I went to my parents house the other day and started looking around my old room. While I was there I started looking through my old books, books I read when I was a teenager and wanted nothing more than to read fantasy and enter other worlds. I looked past the wonders of Paul Stewart's The Edge Chronicles, glanced over bad books I had reviewed on Bookgeeks.com, longed to read the Penguin Classics I had bought with the intention of reading, flicked through Harry Potter and Darren Shan and many other wonderful writers. And as I looked through them I remembered where I was at the time, what my life was like.
I remember reading Darren Shan's Cirque Du Freak when I was holiday in Turkey with my parents. It was a slim novel and I read it in two days, immediately wanting to read the next novel. I picked up Perry Moore's Hero and recalled how I had stayed in my attic office, sprawled out on my sister's futon - I remember rearranging the office that day - and allowing the sun to come through the skylight as I spent the entire day reading it from cover to cover.

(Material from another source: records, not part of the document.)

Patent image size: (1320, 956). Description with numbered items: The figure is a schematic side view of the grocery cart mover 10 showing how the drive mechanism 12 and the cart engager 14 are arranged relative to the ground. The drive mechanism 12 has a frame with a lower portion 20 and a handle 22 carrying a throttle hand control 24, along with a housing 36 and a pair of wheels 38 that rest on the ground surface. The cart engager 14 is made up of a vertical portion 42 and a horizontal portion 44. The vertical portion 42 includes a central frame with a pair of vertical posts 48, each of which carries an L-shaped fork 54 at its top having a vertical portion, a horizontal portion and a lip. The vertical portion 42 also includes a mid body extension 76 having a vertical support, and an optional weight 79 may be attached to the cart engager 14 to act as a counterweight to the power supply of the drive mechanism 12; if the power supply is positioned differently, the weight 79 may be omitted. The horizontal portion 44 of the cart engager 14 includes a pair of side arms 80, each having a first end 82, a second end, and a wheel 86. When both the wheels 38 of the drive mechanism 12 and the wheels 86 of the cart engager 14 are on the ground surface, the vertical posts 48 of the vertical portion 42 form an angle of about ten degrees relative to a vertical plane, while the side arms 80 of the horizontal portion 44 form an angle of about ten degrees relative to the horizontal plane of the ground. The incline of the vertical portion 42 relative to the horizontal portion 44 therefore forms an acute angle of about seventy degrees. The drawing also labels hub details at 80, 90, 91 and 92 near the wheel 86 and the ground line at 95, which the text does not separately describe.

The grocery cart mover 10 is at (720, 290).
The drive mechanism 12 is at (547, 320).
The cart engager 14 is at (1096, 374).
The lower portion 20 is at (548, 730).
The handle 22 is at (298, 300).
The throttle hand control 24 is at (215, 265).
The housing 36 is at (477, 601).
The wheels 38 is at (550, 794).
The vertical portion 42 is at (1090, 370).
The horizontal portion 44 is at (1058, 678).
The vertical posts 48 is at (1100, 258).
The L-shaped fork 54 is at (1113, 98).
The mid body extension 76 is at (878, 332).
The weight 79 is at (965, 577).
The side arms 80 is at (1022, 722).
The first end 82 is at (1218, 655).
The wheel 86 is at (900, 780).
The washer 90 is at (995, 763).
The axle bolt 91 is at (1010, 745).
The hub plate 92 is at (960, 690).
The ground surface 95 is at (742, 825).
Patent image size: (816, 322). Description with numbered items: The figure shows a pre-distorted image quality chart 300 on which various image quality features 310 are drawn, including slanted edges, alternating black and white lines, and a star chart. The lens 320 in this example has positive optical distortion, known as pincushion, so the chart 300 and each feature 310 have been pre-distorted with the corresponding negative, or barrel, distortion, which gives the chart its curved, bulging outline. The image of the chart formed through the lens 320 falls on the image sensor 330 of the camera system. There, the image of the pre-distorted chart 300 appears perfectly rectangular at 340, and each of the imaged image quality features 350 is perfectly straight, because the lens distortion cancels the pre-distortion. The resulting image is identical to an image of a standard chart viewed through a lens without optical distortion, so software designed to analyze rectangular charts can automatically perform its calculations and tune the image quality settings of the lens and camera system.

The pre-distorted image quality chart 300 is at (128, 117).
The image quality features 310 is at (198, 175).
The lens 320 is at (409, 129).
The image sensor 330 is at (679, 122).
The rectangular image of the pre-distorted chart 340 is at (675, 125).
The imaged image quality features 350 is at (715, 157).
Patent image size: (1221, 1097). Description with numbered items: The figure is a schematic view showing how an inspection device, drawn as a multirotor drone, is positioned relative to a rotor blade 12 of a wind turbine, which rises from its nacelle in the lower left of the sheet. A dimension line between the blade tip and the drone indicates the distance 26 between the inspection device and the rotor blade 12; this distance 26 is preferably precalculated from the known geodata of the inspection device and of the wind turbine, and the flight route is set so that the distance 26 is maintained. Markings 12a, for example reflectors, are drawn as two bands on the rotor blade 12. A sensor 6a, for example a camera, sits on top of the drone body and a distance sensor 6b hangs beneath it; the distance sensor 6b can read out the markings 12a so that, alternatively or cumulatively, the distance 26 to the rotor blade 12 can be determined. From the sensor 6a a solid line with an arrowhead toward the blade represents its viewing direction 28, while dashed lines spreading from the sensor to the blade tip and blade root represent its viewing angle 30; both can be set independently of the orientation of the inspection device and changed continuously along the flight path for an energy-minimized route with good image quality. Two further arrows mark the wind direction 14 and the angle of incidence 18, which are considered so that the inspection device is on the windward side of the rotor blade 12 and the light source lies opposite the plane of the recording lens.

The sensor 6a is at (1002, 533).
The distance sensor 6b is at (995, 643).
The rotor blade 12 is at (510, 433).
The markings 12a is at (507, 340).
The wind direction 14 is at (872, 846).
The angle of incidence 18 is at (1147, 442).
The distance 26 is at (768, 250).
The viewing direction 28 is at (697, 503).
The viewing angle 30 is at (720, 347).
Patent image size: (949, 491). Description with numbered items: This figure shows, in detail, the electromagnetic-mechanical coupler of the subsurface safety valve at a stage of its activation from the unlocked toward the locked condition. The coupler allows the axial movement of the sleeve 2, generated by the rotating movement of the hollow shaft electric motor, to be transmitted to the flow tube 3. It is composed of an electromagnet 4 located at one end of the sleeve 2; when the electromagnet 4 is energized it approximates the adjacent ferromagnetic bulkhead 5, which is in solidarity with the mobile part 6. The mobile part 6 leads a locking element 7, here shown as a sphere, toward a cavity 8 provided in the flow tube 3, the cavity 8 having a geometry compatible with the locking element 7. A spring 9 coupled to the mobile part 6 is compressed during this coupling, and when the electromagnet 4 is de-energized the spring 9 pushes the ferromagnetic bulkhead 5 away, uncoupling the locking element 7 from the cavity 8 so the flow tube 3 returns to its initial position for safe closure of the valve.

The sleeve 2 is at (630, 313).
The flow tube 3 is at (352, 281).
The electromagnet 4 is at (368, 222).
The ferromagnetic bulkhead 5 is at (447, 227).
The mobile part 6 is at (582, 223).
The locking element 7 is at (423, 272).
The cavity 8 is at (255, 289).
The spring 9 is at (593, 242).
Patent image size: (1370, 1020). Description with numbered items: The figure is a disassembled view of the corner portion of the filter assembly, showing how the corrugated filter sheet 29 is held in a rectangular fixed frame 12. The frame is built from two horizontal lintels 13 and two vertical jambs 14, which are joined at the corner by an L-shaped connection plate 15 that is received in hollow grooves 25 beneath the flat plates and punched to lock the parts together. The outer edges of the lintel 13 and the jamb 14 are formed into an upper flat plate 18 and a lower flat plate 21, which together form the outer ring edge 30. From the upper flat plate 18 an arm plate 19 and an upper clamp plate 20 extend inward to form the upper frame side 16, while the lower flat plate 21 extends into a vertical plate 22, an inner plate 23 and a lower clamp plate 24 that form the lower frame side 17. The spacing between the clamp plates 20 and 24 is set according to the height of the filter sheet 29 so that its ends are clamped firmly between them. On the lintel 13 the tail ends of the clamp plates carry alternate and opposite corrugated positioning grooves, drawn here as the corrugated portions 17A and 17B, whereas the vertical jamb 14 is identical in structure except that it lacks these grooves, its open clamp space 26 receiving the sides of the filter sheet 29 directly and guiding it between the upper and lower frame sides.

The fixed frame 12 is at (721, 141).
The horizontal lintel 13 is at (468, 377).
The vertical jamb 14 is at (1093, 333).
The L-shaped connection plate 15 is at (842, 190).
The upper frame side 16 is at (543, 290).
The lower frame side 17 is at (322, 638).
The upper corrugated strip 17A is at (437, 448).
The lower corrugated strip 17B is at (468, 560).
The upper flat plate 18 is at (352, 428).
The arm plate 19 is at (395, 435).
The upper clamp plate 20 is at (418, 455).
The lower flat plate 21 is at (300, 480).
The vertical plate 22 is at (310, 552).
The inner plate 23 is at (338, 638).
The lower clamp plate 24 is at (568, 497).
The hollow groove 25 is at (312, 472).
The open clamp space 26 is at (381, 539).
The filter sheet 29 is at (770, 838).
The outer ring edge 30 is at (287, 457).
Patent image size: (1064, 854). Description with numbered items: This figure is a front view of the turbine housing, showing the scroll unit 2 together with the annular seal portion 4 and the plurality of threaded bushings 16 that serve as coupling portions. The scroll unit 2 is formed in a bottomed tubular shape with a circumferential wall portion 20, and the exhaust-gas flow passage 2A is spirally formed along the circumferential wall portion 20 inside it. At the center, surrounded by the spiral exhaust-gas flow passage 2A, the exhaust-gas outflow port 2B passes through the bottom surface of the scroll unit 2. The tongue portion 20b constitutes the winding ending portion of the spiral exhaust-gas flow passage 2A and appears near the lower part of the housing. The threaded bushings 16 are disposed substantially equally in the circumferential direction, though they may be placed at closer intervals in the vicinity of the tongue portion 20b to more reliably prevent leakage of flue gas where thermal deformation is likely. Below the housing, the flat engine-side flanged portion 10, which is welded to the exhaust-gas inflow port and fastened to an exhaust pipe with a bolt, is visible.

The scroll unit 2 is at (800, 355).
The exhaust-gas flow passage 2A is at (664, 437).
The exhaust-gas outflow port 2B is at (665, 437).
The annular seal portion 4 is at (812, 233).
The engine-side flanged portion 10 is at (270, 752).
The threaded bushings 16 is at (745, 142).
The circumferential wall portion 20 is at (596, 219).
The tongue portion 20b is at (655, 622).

Books - as you write them and read them - are like memory capsules. The minute you pick them up you are thrown into the memories that come with them. Inside the pages and the lines and the words are parts of your life and times you would want to forget or want to relive. While I was in the attic, surrounded by boxes of my papers and old notebooks I picked up a 'novel', for want of a better word, I wrote when I was fifteen. It was a post-apocalyptic novel entitled Shifter that I wrote when I was fifteen - influenced, mainly, by Steven Gould's Jumper. I remember writing it around the same time my prom was coming up and I was banging on the keyboard on a winter's night. I remember beginning the story around the same time my mother was calling me for dinner - which was annoying - and still writing it when I was introduced to The End of Mr. Y and The Gargoyle which my mum brought home from work with her one evening as I was writing said novel.
It's a wonderful thing to be able to open a book and not read the words but merely glance over them, see the black blur and recall the events of your life and the memories that are stored within the page.